Дважды Диагор покупал в соседней усадьбе баранов, и тогда Демокрит вместе с ним разделывал туши. Оба раза они исследовали печень баранов, селезенку, легкие и сердце. Делали это по настоянию Диагора. И хотя он смеялся, выслушивая из уст Демокрита предсказания, какие следовали из расположения, цвета и величины внутренних органов, Демокрит все же заметил, что Диагор испугался, когда у печени второго барана не оказалось мочек44.

— Вот, — сказал Демокрит, показывая Диагору печень барана. — Это сулит кому-то из нас большую беду. Жаль, что мы не договорились заранее, чью судьбу мы испытываем… Впрочем, не мою. Я не верю во всю эту чепуху, а ты, Диагор, берегись, — сказал он шутя.
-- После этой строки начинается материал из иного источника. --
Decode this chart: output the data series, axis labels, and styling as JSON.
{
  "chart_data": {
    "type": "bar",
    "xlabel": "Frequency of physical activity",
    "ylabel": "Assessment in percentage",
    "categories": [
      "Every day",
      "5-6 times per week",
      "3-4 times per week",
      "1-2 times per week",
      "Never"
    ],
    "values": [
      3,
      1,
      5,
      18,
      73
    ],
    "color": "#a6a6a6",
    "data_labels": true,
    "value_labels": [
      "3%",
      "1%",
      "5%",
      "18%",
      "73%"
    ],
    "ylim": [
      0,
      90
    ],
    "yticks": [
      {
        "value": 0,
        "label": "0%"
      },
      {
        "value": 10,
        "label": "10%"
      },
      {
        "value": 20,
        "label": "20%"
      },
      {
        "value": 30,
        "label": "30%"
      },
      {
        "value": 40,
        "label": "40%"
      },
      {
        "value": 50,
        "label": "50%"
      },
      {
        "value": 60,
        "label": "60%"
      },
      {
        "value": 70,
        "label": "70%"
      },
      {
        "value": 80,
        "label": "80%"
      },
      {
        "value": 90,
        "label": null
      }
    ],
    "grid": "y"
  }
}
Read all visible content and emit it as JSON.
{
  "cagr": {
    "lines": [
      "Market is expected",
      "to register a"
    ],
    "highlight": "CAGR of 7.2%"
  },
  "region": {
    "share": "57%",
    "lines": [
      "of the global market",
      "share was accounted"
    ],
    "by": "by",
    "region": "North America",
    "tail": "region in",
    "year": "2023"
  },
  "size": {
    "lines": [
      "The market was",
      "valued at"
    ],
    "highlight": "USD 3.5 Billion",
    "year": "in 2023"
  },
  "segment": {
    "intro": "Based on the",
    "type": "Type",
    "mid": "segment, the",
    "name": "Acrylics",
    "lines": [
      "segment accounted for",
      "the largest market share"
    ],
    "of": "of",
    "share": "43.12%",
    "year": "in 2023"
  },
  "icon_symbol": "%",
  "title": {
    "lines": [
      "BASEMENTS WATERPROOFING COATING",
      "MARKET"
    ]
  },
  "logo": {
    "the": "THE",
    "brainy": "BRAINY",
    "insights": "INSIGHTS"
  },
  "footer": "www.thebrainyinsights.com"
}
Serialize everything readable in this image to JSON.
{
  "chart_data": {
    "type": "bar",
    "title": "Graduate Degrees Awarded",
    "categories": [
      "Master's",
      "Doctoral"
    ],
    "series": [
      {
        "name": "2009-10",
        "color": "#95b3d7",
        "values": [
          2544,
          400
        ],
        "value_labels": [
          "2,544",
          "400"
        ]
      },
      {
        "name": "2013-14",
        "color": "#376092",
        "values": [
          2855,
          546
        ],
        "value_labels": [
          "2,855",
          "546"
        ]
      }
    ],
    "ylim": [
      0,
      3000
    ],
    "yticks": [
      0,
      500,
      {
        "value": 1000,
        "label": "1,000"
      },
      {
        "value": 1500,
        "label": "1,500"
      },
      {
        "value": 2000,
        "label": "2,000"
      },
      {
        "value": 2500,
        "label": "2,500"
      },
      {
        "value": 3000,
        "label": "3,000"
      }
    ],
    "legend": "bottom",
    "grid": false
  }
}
Диагор перестал смеяться, огляделся, словно предсказанная беда могла находиться уже где-то рядом, вопросительно взглянул на Демокрита, но, увидев его улыбку, снова засмеялся, выхватил из рук Демокрита печень и побежал с нею к Клите, хлопотавшей у огня.

— Поджарь-ка ее хорошенько, — попросил он Клиту, — и тогда мы посмотрим, кто кого съест: судьба — меня или я — судьбу!

— Когда бы все так легко избавлялись от предрассудков! — похвалил Диагора Демокрит.

Алкибия, каждое утро помогавшая Демокриту обмывать и смазывать лицо Диагора, вскоре научилась делать это сама, и Демокрит через несколько дней доверил ей заниматься этим одной, без него.

— Значит, я его лечу? — спросила она однажды у Демокрита.

— Конечно, ты, Алкибия, — ответил Демокрит. — В твоей власти сделать лицо Диагора красивым — таким, каким ты захочешь. Ведь ты хочешь, чтобы Диагор был красивым?

— Да, — ответила Алкибия. То, как она произнесла это «да», почему-то обеспокоило Демокрита.

Он заторопился к своей скамье, чтобы погрузиться в работу, но что-то остановило его, он оглянулся и увидел, что Диагор держит Алкибию за руку. Диагор, заметив его взгляд, поспешно отпустил руку Алкибии. Алкибия отвернулась, потом побежала к дому.

— Не смущай ее своей благодарностью, — сказал Диагору Демокрит, — хотя она и заслуживает твоей благодарности…

— Хорошо, учитель, — ответил Диагор. — Я запомню твой совет…

Что-то случилось. Он подумал об этом, обнаружив, что давно сидит на скамье и ничего не делает. Что-то изменилось. Изменилось неуловимо для сознания, но чувства уже уловили это изменение, остановили его руку, когда она потянулась к папирусу, остановили его взгляд, упавший на ранее начертанные его рукой слова, прервали какую-то мысль, наполнили сердце образами тихой и долгой печали.

⠀⠀ ⠀⠀



⠀⠀ ⠀⠀

Возникло ощущение утраты. Утраты чего? Он долго прислушивался к себе, тщился обнаружить то, что дало толчок этому ощущению. Перебирал, как Клита перебирает бобы, события последних дней — неторопливо, тщательно.

— Да, да! — сказал он себе обрадованно, когда вспомнил, что вчера завершил значительную часть своего труда — последовательно и доказательно изложил все, что ему было известно от других и к чему он пришел сам, размышляя о возникновении мира, о его началах, рассказал о том, как устроен мир, каковы его части и как они соотносятся друг с другом, о светилах, звездах и земле, о способах измерения тел Вселенной, о свойствах и назначении тел, о свойствах земных стихий — о воде, камнях, глинах и песке, о воздухе и огне, раскрыл великую тайну возникновения жизни — трав, зверей и человека, и тайну того, как человек познает мир, большой и малый, зримый и незримый, явный и тайный, вечный и преходящий.